The gilthead sea bream is considered the most flavorful of the breams and although wild catches are modest, seam bream farms are an important aqua culture in the Mediterranean Sea area.
As farmed-fish production expands, the demand for cost-effective fish food, known as aqua feed, increases. Until recently the bulk of the protein and fat came from marine sources, however most aqua feed is now composed of marine by-products, fish oil, wheat, corn, soybean, a vitamin mixture, and a binder. With competition among fish farms rising, alternative aqua feed ingredients are being examined.
Olive oil has been suggested as a suitable substitute for fish oil in fish feed, but no study has examined its effectiveness.
A study published in the British Journal of Nutrition examined the impact of replacing fish oil with a bioactive olive oil extract in aqua feed given to juvenile farmed sea breams.

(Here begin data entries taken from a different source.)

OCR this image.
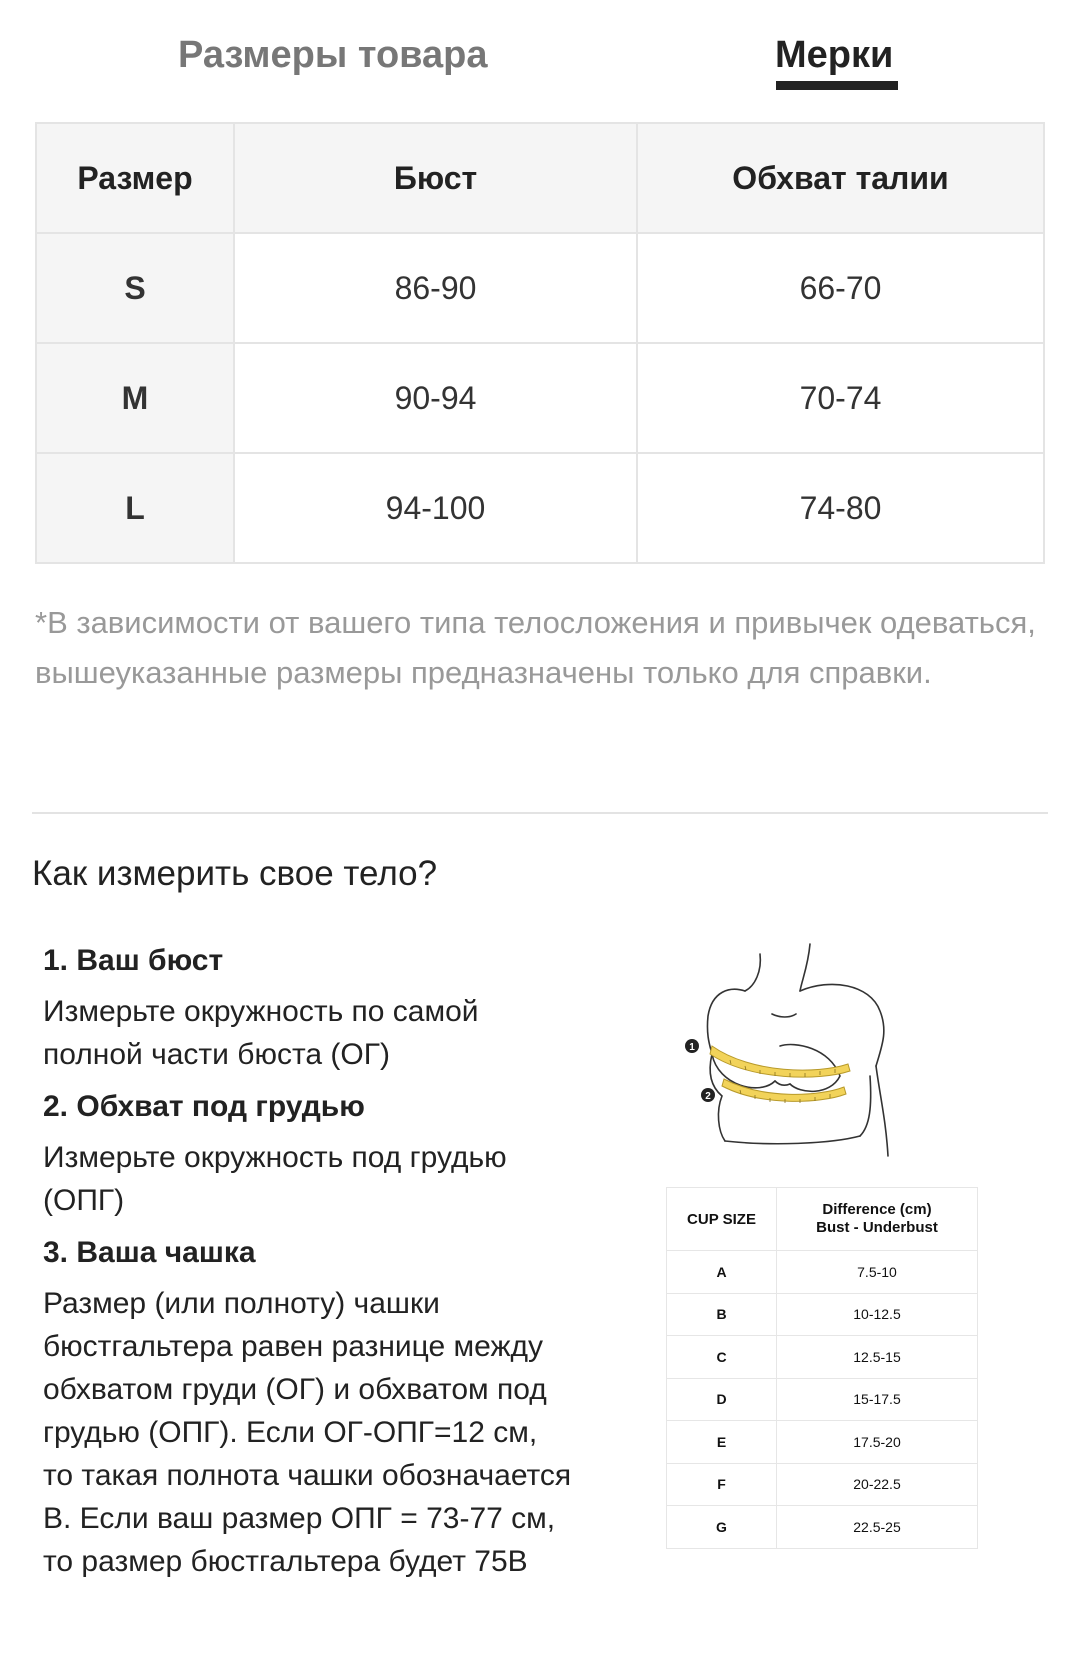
Размеры товара	Мерки
Размер	Бюст	Обхват талии
S	86-90	66-70
M	90-94	70-74
L	94-100	74-80
*В зависимости от вашего типа телосложения и привычек одеваться, вышеуказанные размеры предназначены только для справки.
Как измерить свое тело?
1. Ваш бюст
Измерьте окружность по самой полной части бюста (ОГ)
2. Обхват под грудью
Измерьте окружность под грудью (ОПГ)
3. Ваша чашка
Размер (или полноту) чашки бюстгальтера равен разнице между обхватом груди (ОГ) и обхватом под грудью (ОПГ). Если ОГ-ОПГ=12 см, то такая полнота чашки обозначается B. Если ваш размер ОПГ = 73-77 см, то размер бюстгальтера будет 75B
1
2
CUP SIZE	Difference (cm)
Bust - Underbust

A	7.5-10
B	10-12.5
C	12.5-15
D	15-17.5
E	17.5-20
F	20-22.5
G	22.5-25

1500 sea breams were divided among 20 fish tanks. The fish were fed twice daily with a formula containing 53% protein and 18% fat. Four additional feeds were designed by substituting the fish oil with an olive oil extract. The olive oil extract concentrations were tested at 0.08%, 0.17%, 0.42%, and 0.73% of the total diet for a period of 90 days.
The fish were weighed and measured before, during, and at the end of the study period. The carcass composition, liver and intestinal stress enzymes, intestinal mucosa as well as gene expression markers of intestinal health were measured on 18 fish per tank at the end of the study.
The fish fed a diet containing 0.17% and 0.42% olive oil bioactive extract weighed 5% more than the control group. The extract seemed to reduce the size of fatty deposits to the liver, suggesting a positive influence. 88 intestinal markers were evaluated and 29 of them were differentially expressed, suggesting that the extract had the potential to improve intestinal health. The extract improved the condition and defensive role of the intestine by boosting the intestinal mucus barrier, increasing enterocyte maturation, and improving the intestinal immune function.
The authors conclude that olive oil extract proved beneficial to the sea bream’s health, and that it shows promise as an aqua feed ingredient.